- DVD cover art
- Directed by: David Rothauser
- Written by: David Rothauser
- Produced by: David Rothauser Rob W. Gray
- Starring: David Rothauser
- Cinematography: Paul Taggart Russ Jaquith
- Edited by: Russ Jaquith Chi-Ho Lee
- Music by: John T. LaBarbera
- Production company: Memory Productions
- Release date: January 27, 2004;
- Running time: 57 minutes
- Country: United States
- Language: English

= The Diary of Sacco and Vanzetti =

The Diary of Sacco and Vanzetti is a 2004 American docudrama, written and directed by David Rothauser, about the trial of Sacco and Vanzetti and an account of Vanzetti's life from the moment of his arrival as an immigrant in the United States, to the events leading to his execution.
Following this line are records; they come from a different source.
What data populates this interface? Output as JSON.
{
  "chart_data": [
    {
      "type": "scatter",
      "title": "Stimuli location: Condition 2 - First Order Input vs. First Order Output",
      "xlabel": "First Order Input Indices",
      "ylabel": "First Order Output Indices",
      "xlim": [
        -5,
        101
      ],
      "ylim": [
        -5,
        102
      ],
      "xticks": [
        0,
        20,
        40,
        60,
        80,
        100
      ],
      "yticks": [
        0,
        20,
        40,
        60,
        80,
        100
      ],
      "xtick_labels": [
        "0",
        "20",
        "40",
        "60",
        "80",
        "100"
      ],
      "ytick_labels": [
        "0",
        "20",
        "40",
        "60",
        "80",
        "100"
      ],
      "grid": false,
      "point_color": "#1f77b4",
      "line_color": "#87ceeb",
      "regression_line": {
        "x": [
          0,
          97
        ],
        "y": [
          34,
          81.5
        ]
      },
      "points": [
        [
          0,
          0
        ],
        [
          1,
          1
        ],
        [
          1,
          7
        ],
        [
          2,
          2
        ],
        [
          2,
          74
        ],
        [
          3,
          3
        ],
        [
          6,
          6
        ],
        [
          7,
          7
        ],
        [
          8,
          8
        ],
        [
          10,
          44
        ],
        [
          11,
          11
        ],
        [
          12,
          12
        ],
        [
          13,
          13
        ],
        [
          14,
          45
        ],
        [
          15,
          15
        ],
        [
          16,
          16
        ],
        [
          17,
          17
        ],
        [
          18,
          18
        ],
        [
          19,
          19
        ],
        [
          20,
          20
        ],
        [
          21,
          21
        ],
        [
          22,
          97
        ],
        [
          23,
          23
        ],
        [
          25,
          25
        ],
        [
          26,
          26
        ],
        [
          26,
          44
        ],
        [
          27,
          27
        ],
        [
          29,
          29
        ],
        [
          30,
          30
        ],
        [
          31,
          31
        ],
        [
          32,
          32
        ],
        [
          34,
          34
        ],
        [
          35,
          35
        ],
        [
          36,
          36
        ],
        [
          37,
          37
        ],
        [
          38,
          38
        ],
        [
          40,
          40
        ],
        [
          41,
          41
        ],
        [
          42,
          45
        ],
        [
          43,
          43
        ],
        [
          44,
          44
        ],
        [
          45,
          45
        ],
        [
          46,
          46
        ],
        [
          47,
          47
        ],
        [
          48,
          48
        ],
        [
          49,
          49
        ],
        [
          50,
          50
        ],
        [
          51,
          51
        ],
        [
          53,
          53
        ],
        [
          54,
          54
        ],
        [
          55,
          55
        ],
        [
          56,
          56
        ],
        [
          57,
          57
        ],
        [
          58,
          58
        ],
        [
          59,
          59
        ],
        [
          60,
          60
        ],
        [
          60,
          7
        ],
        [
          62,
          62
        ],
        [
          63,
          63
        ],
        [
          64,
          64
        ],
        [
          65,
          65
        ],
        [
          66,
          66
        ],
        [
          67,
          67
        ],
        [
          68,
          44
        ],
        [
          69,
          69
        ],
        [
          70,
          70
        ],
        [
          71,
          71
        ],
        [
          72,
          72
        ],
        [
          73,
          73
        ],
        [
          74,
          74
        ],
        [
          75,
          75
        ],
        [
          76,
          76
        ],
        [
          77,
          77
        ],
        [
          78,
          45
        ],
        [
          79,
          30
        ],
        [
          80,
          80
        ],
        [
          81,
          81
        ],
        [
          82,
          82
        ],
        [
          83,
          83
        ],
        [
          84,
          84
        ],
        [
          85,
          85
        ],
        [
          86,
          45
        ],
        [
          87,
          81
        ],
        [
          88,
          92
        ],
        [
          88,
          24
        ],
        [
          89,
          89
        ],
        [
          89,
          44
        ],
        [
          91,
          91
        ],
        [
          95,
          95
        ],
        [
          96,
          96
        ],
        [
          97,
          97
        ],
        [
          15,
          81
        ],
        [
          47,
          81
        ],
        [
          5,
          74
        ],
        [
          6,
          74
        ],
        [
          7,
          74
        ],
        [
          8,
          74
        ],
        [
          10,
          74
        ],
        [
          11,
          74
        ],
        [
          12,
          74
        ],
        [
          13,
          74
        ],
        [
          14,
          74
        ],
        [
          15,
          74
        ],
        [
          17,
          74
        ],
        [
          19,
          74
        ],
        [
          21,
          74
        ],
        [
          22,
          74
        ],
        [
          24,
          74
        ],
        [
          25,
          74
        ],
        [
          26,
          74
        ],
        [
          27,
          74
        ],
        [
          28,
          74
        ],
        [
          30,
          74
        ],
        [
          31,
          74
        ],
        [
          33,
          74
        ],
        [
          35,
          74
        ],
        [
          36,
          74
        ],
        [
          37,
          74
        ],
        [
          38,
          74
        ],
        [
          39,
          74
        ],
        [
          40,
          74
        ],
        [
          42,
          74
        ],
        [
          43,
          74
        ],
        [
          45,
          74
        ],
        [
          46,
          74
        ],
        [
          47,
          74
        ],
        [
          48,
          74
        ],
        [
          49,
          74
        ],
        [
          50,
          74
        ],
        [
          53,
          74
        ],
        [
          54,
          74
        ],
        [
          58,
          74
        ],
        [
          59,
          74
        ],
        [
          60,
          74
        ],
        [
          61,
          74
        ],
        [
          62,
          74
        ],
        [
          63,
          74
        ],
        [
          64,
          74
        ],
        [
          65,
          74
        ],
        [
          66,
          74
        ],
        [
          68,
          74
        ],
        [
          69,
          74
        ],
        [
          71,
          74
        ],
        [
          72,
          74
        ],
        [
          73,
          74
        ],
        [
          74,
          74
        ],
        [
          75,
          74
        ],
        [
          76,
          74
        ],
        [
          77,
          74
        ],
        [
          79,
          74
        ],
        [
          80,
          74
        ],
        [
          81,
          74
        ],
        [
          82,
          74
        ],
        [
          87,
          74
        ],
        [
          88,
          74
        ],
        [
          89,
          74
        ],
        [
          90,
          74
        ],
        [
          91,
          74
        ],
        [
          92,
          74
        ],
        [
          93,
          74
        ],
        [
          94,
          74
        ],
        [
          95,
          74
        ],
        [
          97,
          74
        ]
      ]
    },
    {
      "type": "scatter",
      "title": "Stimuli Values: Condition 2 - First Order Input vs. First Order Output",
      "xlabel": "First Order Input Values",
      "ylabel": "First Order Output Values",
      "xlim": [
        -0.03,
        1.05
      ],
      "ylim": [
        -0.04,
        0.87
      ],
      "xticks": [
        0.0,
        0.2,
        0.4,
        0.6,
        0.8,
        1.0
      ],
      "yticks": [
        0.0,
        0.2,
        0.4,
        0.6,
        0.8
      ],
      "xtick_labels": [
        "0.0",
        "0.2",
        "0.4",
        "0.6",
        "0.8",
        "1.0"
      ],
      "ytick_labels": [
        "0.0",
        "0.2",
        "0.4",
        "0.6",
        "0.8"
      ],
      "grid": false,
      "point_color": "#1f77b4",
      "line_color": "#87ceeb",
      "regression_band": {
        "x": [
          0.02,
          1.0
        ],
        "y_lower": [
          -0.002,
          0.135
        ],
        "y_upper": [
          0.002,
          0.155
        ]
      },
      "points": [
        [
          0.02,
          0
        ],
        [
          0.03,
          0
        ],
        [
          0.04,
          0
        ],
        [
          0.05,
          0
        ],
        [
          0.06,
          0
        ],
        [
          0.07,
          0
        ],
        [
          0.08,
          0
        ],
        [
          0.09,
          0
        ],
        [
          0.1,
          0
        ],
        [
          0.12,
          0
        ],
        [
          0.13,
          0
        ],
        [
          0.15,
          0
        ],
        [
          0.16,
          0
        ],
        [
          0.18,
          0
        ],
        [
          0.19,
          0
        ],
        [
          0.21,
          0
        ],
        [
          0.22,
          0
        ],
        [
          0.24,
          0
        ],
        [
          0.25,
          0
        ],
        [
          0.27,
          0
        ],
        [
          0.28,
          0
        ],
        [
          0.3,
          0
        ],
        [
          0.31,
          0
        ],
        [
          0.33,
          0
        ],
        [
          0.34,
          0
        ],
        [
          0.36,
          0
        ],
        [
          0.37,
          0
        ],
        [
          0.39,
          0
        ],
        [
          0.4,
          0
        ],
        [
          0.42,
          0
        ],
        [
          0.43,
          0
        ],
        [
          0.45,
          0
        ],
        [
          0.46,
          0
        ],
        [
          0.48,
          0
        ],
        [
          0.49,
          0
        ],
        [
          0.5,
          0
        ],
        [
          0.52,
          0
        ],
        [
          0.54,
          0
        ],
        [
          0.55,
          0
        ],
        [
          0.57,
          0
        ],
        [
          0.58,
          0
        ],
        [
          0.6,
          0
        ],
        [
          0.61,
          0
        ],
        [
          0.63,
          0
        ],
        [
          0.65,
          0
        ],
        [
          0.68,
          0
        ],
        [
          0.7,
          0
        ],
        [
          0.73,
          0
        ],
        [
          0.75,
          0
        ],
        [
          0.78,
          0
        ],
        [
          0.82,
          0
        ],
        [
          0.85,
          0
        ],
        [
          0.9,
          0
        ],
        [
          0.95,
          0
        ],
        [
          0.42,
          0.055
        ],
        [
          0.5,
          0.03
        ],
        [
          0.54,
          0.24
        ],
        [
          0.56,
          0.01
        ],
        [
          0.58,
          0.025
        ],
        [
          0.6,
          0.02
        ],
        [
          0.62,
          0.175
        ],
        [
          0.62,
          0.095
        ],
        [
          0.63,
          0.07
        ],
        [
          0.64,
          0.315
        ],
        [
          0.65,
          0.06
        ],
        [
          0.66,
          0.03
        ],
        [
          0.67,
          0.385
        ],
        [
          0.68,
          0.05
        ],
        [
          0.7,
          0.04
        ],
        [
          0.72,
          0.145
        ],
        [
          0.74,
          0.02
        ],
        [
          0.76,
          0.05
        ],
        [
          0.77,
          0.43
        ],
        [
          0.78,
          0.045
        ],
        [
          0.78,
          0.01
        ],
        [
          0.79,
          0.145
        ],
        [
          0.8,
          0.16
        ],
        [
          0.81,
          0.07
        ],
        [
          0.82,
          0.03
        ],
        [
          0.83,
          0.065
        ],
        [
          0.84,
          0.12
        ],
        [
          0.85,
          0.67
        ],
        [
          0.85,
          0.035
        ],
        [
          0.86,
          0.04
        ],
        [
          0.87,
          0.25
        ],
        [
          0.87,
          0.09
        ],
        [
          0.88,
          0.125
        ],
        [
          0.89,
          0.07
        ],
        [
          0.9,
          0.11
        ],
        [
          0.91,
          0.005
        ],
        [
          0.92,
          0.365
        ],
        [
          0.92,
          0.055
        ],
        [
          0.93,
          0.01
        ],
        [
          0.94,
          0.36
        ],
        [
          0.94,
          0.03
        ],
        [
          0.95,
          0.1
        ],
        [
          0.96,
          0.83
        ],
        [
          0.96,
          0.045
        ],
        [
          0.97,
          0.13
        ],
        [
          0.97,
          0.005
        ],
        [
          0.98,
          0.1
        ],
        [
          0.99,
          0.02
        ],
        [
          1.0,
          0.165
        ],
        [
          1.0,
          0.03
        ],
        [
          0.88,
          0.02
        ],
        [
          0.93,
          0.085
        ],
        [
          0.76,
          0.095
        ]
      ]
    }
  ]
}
Rothauser performs in his film in the role of Bartolomeo Vanzetti.

==Background==
David Rothauser had been interested in the events surrounding the trial of Sacco and Vanzetti since having written of them for his graduate thesis at Boston University in 1973. The concept was first developed as a full-length screenplay that included over 50 characters, but over the 30-year period of its development, Rothauser narrowed the focus to concentrate on Bartolomeo Vanzetti as the film's central figure, and to point out the flaws in the trial which led to then-Governor of Massachusetts Michael Dukakis’ official declaration in August of 1977, that "Sacco and Vanzetti had been treated unjustly and any disgrace should be forever removed from their names."

==Synopsis==
The film uses archived letters, speeches and documents to cover Bartolomeo Vanzetti's arrival to the United States as an immigrant, his involvement with Nicola Sacco, and the events of his trial leading up to his execution in Massachusetts in 1927.

==Release==
The film had its theatrical premiere at the Boston Underground Film Festival in October 2003, and continues to screen in New England seven years after initial release.